Sounds like a plan. I hope to see you there.

4.4 stars

Philip Caveney

 

First Reformed

13/07/18

Paul Schrader is most famous for writing Taxi Driver, Martin Scorscese’s devastating study of a lonely outsider driven to an act of extreme violence – but as a director, he has never really quite hit the mark. There was his fitful remake of Cat People in 1982; his study of the Japanese poet Mishima in 1985; and, more recently, his self-produced film, The Canyons, which attempted (unsuccessfully) to revive the flagging career of Lindsay Lohan. First Reformed arrives in the UK garlanded with praise by the American critics and it certainly represents Schrader’s most assured work as a director, but, perhaps unsurprisingly, the story it most resembles is Taxi Driver. It’s as though he can’t quite shrug off the influence of his finest achievement, even after all these years.

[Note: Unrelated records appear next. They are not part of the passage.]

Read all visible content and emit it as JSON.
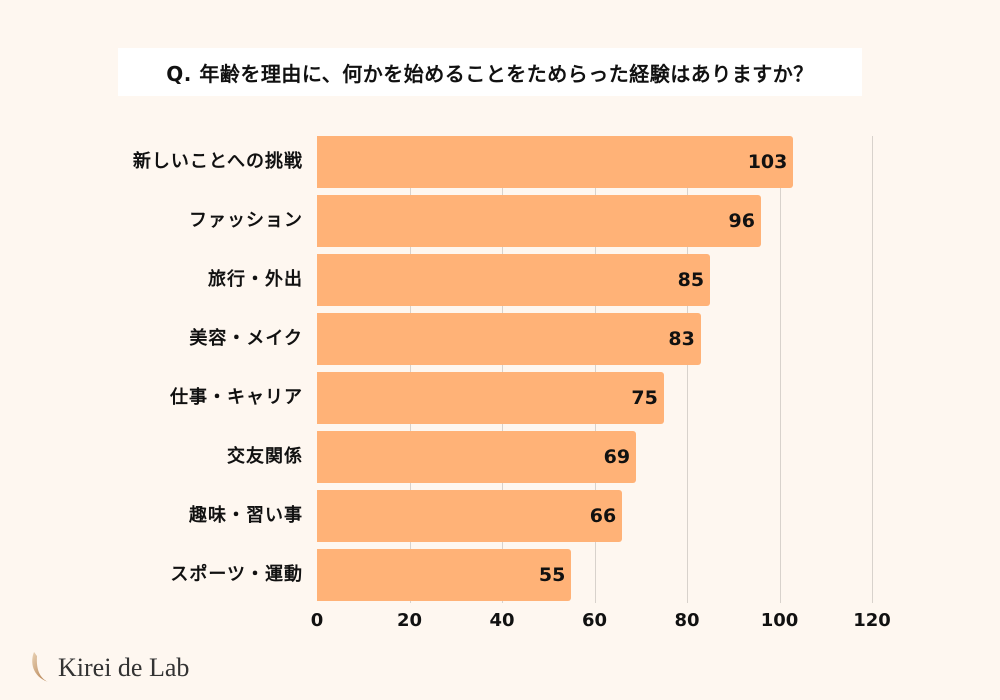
{
  "header": {
    "title": "Q. 年齢を理由に、何かを始めることをためらった経験はありますか？"
  },
  "logo": {
    "text": "Kirei de Lab",
    "icon": "feather-mark-icon"
  },
  "colors": {
    "bar": "#FFB277",
    "background": "#FEF7F0",
    "grid": "#D8D2CC",
    "title_box": "#FFFFFF"
  },
  "axis": {
    "ticks": [
      "0",
      "20",
      "40",
      "60",
      "80",
      "100",
      "120"
    ]
  },
  "chart_data": {
    "type": "bar",
    "orientation": "horizontal",
    "title": "Q. 年齢を理由に、何かを始めることをためらった経験はありますか？",
    "categories": [
      "新しいことへの挑戦",
      "ファッション",
      "旅行・外出",
      "美容・メイク",
      "仕事・キャリア",
      "交友関係",
      "趣味・習い事",
      "スポーツ・運動"
    ],
    "values": [
      103,
      96,
      85,
      83,
      75,
      69,
      66,
      55
    ],
    "xlabel": "",
    "ylabel": "",
    "xlim": [
      0,
      120
    ],
    "xticks": [
      0,
      20,
      40,
      60,
      80,
      100,
      120
    ],
    "grid": true,
    "data_labels": true,
    "legend": null
  }
}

Ethan Hawke plays the Reverend Toller, resident priest of the titular church, an ancient clapboard affair that these days is more a haunt for tourists and souvenir-collectors than an actual congregation. Toller has experienced some misery in his recent past – his son, a soldier, died on active service in Iraq, and Toller’s marriage has subsequently failed because of that loss. It’s clear he’s been given this post mostly out of sympathy and he’s doing his level best to handle the role, but he’s increasingly troubled by the fact that his church is just a small part of a much bigger concern called Abundant Life, whose major benefactor is one Edward Balq (Michael Gaston), a local businessman who has his fingers in some very dodgy – and environmentally damaging – enterprises. To add to his problems, Reverend Toller is suffering from some kind of intestinal cancer and is existing mostly on a diet of whisky and Pepto Bismol.

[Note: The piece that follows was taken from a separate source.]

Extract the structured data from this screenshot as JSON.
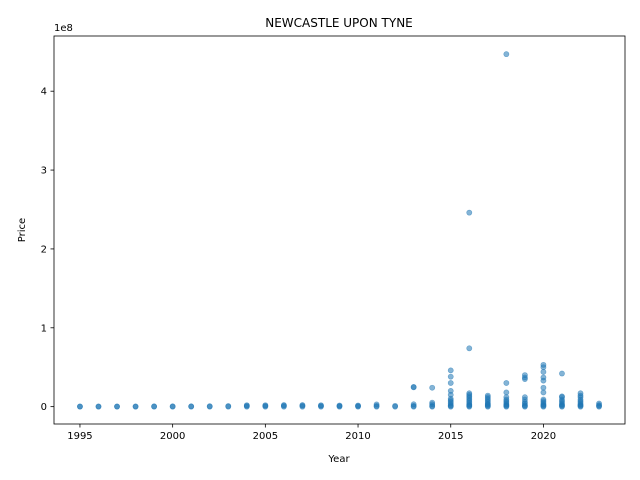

Then he’s approached by young parishioner, Mary (Amanda Seyfried, taking a break from her usual more lightweight roles). She is pregnant but deeply concerned about her partner, Michael (Philip Ettinger), an environmental activist, who is clearly having doubts about bringing a child into such a troubled world. Toller agrees to talk to the young man and finds himself increasingly agreeing with Michael’s point of view. As events develop, he is also irresistibly drawn to Mary herself. And, as he struggles to deal with that realisation, he begins to contemplate an act of unspeakable violence…

This is an extremely dour and sombre film, shot in desaturated colour and projected in an almost square 1:37:1 ratio. The interiors of Toller’s house are distressingly bare and there’s a strange, almost subliminal score, courtesy of Brian Williams, that seems to amp up the sense of alienation we share with him. Hawke is excellent in the title role and the central premise of the aspirations of the church having to bow down in the face of big business are deftly explored. It’s by no means a perfect film – and I can’t help feeling that some of the praise that’s been lavished upon it may have been somewhat exaggerated – but it’s compelling enough to see you through to its odd and profoundly unsettling conclusion. Is it possible for a priest to maintain his faith in such a corrupt and devastated world? Does religion even have a place in it? Schrader’s film is brave enough to ask the questions, even if it can’t quite supply the answers.